REAL ESTATE NEWS

Trade Policy Volatility Keeps Industrial Market on Uneven Footing

NAIOP forecast projects muted industrial demand through early 2026.

The outlook for the U.S. industrial real estate market remains clouded by trade disputes and tariff uncertainty, leaving demand projections weak even as new supply continues to hit the market. According to NAIOP’s latest Industrial Space Demand Forecast, net absorption is expected to stay “nearly flat” through the second half of 2025, a sign of how political and economic volatility has slowed activity across the sector.

The report points to U.S. trade policy as one of the biggest forces shaping the industrial market. Ongoing shifts in tariffs and levies have left importers, logistics providers, and transportation companies struggling to make long-term decisions. Court challenges have added to the turmoil, with the Trump administration facing rulings against its actions in the Court of International Trade and the Federal District Court of Appeals. The administration is now appealing to the Supreme Court, seeking permission to push ahead with its trade strategy. Until there is resolution, the market is stuck in limbo, though NAIOP emphasized it is a “near certainty” that tariff rates will remain elevated for the foreseeable future.

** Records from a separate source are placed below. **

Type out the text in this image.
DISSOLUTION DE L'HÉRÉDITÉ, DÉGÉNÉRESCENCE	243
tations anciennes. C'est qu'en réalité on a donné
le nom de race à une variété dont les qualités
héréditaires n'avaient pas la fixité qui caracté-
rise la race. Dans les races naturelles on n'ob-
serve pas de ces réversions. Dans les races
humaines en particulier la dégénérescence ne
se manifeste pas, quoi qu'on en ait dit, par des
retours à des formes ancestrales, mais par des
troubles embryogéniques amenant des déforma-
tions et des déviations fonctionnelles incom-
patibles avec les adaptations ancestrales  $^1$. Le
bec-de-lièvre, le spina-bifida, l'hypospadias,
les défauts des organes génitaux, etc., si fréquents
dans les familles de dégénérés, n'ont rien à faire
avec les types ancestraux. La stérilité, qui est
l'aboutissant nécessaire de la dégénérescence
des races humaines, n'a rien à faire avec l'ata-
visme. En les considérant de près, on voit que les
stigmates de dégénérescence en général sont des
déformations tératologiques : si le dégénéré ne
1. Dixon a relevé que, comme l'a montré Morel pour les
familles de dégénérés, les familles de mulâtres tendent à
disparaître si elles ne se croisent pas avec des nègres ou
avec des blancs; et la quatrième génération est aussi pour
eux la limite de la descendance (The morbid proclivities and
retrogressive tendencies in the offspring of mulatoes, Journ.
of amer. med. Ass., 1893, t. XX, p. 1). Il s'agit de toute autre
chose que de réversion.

Despite the uncertainty, some tenants who had paused leasing decisions may move forward before the end of the year. Still, supply has been outpacing demand. In the first half of 2025, 194.6 million square feet of new industrial space was delivered, according to data from CoStar cited by NAIOP. Net absorption had been projected at 52.2 million square feet during the same period but only reached 13.5 million.

The construction pipeline has also contracted sharply. Roughly 466 million square feet of space is underway nationwide, less than half the peak of 1 billion square feet recorded in late 2022. Today’s pace is closer to levels last seen in mid-2019.

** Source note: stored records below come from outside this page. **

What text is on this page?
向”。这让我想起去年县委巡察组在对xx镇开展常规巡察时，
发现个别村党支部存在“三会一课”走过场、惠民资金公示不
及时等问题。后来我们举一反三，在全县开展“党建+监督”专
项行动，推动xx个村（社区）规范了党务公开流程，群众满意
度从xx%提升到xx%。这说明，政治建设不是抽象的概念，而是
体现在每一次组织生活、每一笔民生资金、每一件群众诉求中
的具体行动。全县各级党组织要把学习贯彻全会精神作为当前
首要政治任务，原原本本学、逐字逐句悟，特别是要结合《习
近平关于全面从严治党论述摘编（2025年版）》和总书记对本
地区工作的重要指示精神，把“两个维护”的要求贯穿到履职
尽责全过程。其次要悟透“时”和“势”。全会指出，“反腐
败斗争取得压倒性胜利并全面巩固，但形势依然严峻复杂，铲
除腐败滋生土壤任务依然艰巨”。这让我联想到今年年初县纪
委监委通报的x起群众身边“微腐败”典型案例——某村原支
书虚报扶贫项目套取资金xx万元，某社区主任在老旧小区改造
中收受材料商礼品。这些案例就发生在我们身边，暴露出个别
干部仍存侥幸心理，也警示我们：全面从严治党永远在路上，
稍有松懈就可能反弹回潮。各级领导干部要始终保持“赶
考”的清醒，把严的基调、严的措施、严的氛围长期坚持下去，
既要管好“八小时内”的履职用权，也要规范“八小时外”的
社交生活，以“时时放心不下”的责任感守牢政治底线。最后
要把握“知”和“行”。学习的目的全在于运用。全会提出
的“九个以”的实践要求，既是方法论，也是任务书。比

Looking ahead, NAIOP outlined two scenarios—one assuming steady economic growth and another factoring in the possibility of a recession, which the group estimates at 21%. Its baseline forecast suggests absorption could remain weak through early 2026 before rebounding more strongly in the second half of that year and into 2027. For example, net absorption is projected at just 7.5 million square feet in the fourth quarter of 2025 but could climb to more than 60 million square feet by the end of 2026 under standard conditions.

In a recession scenario, leasing activity would fall even further in the short term, with negative absorption projected through early 2026. Recovery would still take hold later that year, though at slightly lower levels than in the baseline case.

Finally, NAIOP tested its forecasting model against out-of-sample data, further reinforcing the wide range of possible outcomes. The model suggests net absorption could be as low as negative 34 million or as high as nearly 25 million square feet in the second half of 2026, highlighting the considerable uncertainty facing the industrial sector.

While the report underscores the resilience of long-term demand, the near-term outlook is far from certain. With judicial decisions pending and trade policies unresolved, the industrial market is likely to remain on uneven footing until clarity emerges.